Closed foolip closed 4 years ago
When removing an element from its parents, the callbacks stop, as expected. However, they are stopping because we automatically pause the video, and not because we prevent callbacks from being fired if we aren't part of the DOM. Playing the video after removing it from the DOM causes callbacks to fire again.
Also, setting display:none
(as opposed to calling video.parentNode.removeChild(video)
) doesn't pause the video, and callbacks are still fired (but at the background render rate of 250ms).
Here's a quick test page
Sounds like the behavior is well-worth testing! Does the spec say enough about what should happen here such that tests in WPT could be added to cover this?
Since the comment I mentioned, there have been some relevant implementation updates: Chromium now fires callbacks for out-of-DOM elements at the same rate as elements on the page (as opposed to the 250ms background render rate).

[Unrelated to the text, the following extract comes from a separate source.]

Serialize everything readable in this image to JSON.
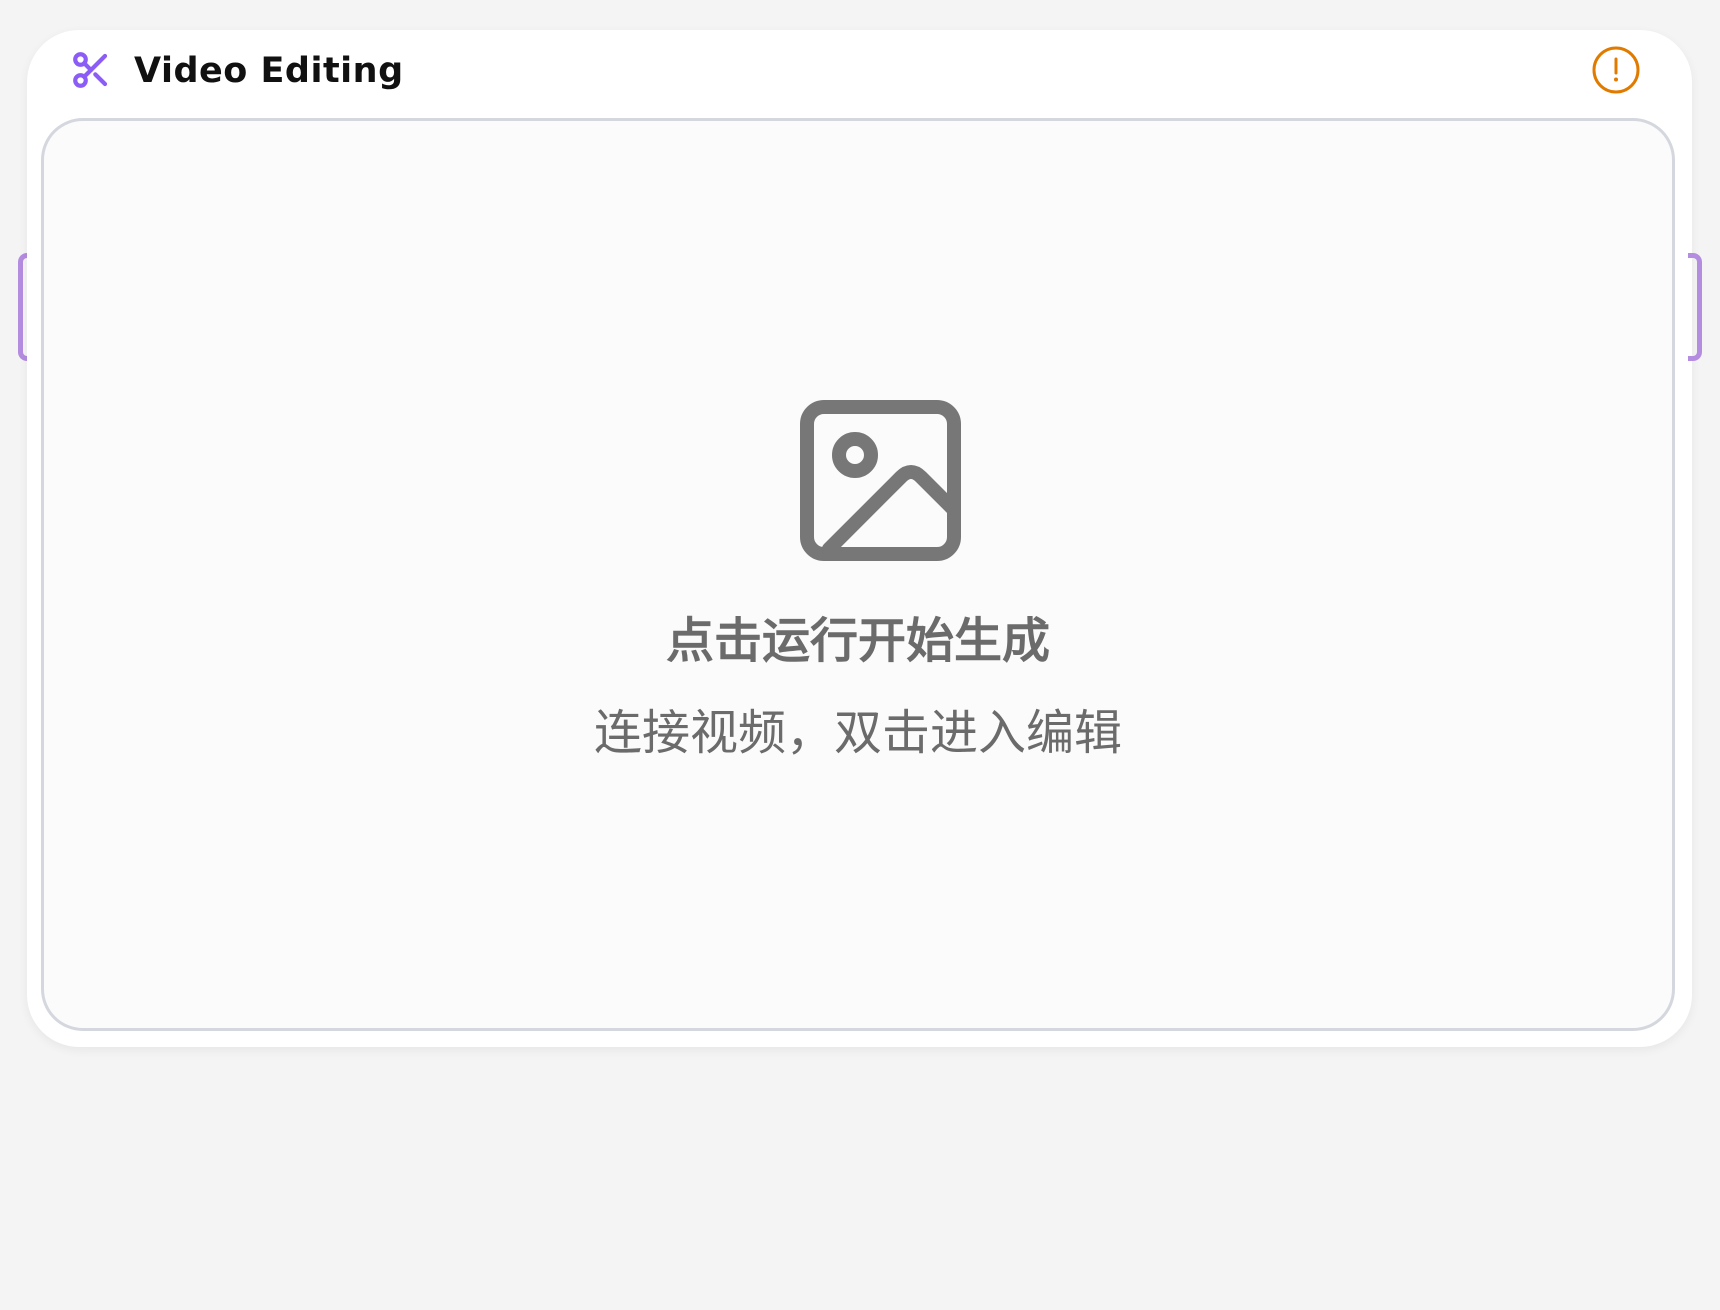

There was also for a while the question of having the callback and identifiers be tied to the DOM, but that issue brought up more technical difficulties than benefits (#25).
I think that now that there is no difference between in and out of DOM elements, and that the callbacks+ids are truly per-video, a simple test might be "removing the element from the DOM and making sure callbacks still fire". I don't know if there things worth calling out in the spec however. Maybe that "out-of-DOM elements should still fire their callbacks when played"?

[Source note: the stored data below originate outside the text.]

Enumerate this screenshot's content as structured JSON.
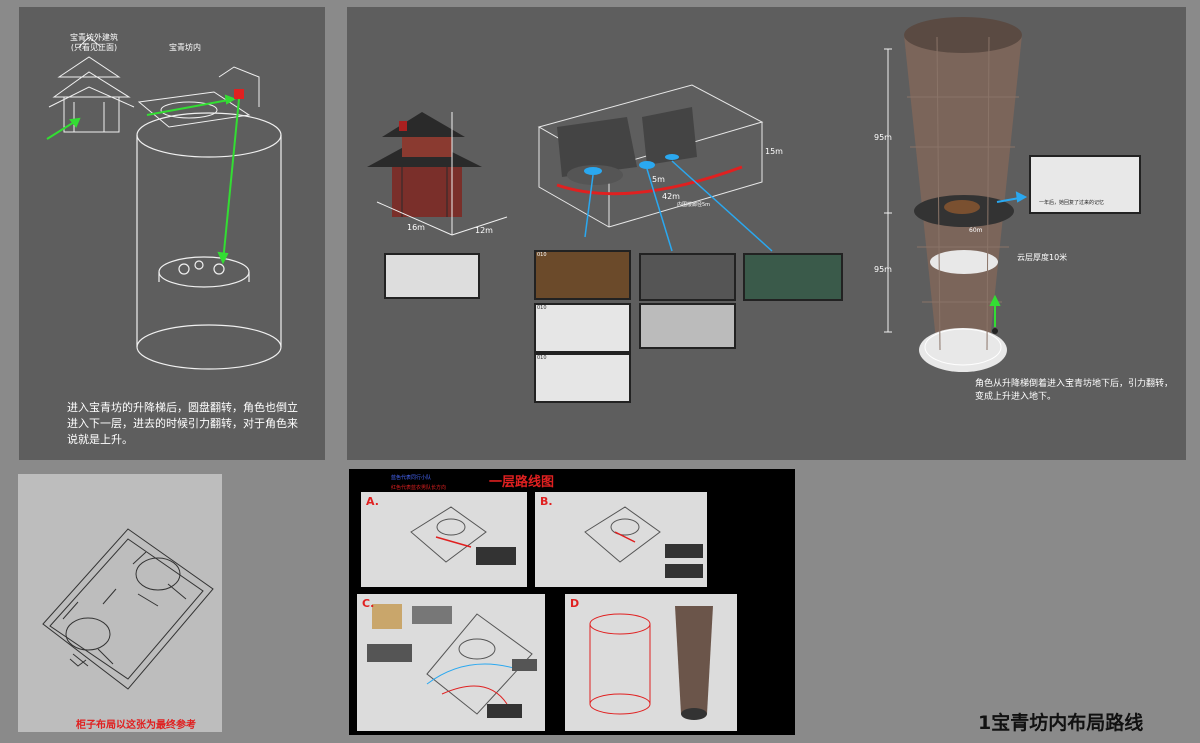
{
  "panel1": {
    "label_exterior": "宝青坊外建筑",
    "label_exterior_note": "(只看见正面)",
    "label_interior": "宝青坊内",
    "caption": "进入宝青坊的升降梯后，圆盘翻转，角色也倒立进入下一层，进去的时候引力翻转，对于角色来说就是上升。"
  },
  "panel2": {
    "dim_16m": "16m",
    "dim_12m": "12m",
    "dim_15m": "15m",
    "dim_5m": "5m",
    "dim_42m": "42m",
    "inner_note": "内围楼廊径5m",
    "shot_nums": [
      "010",
      "010",
      "010"
    ],
    "tower_height_upper": "95m",
    "tower_height_lower": "95m",
    "disc_width": "60m",
    "cloud_label": "云层厚度10米",
    "subtitle_in_shot": "一年后，她回复了过来的记忆",
    "caption": "角色从升降梯倒着进入宝青坊地下后，引力翻转，变成上升进入地下。"
  },
  "panel3": {
    "note": "柜子布局以这张为最终参考",
    "note_color": "#e02020"
  },
  "panel4": {
    "title": "一层路线图",
    "legend_blue": "蓝色代表同行小队",
    "legend_red": "红色代表蓝衣男队长方向",
    "letters": [
      "A.",
      "B.",
      "C.",
      "D"
    ]
  },
  "footer": {
    "title": "1宝青坊内布局路线"
  },
  "colors": {
    "arrow_green": "#33dd33",
    "arrow_blue": "#2aa8f0",
    "route_red": "#e02020"
  }
}
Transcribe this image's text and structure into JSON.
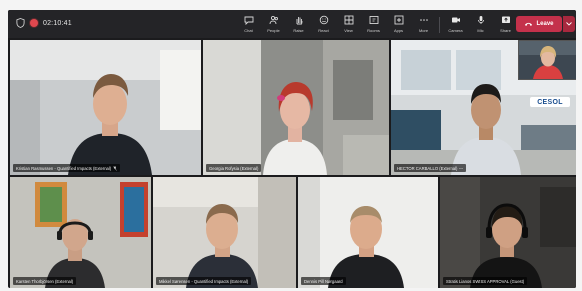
{
  "call": {
    "timer": "02:10:41",
    "recording_color": "#e0484f"
  },
  "toolbar": {
    "items": [
      {
        "label": "Chat",
        "icon": "chat-icon"
      },
      {
        "label": "People",
        "icon": "people-icon"
      },
      {
        "label": "Raise",
        "icon": "raise-hand-icon"
      },
      {
        "label": "React",
        "icon": "react-icon"
      },
      {
        "label": "View",
        "icon": "view-icon"
      },
      {
        "label": "Rooms",
        "icon": "rooms-icon"
      },
      {
        "label": "Apps",
        "icon": "apps-icon"
      },
      {
        "label": "More",
        "icon": "more-icon"
      }
    ],
    "av_items": [
      {
        "label": "Camera",
        "icon": "camera-icon"
      },
      {
        "label": "Mic",
        "icon": "mic-icon"
      },
      {
        "label": "Share",
        "icon": "share-icon"
      }
    ],
    "leave_label": "Leave",
    "leave_color": "#c4314b"
  },
  "participants": [
    {
      "name": "Kristian Rasmussen - Quantified Impacts (External)",
      "muted": true
    },
    {
      "name": "Georgia Rofysia (External)",
      "muted": false
    },
    {
      "name": "HECTOR CARBALLO (External)",
      "muted": false
    },
    {
      "name": "Karsten Thorbjörsen (External)",
      "muted": true
    },
    {
      "name": "Mikkel Sørensen - Quantified Impacts (External)",
      "muted": false
    },
    {
      "name": "Dennis Pill Nørgaard",
      "muted": false
    },
    {
      "name": "Stratis Lianos SWISS APPROVAL (Guest)",
      "muted": false
    }
  ],
  "self_view": {
    "logo_text": "CESOL"
  }
}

A simple test like that sounds good if there's nothing in the spec or anything it depends on that treats detached elements any differently. The spec also need not say anything about it, unless there's some place in it where one would naturally ask the question.
The tests have been added. Thanks!
The behavior per the spec is pretty clear (no more callbacks) but this is worth testing, as you might accidentally get some other behavior if you don't think of it.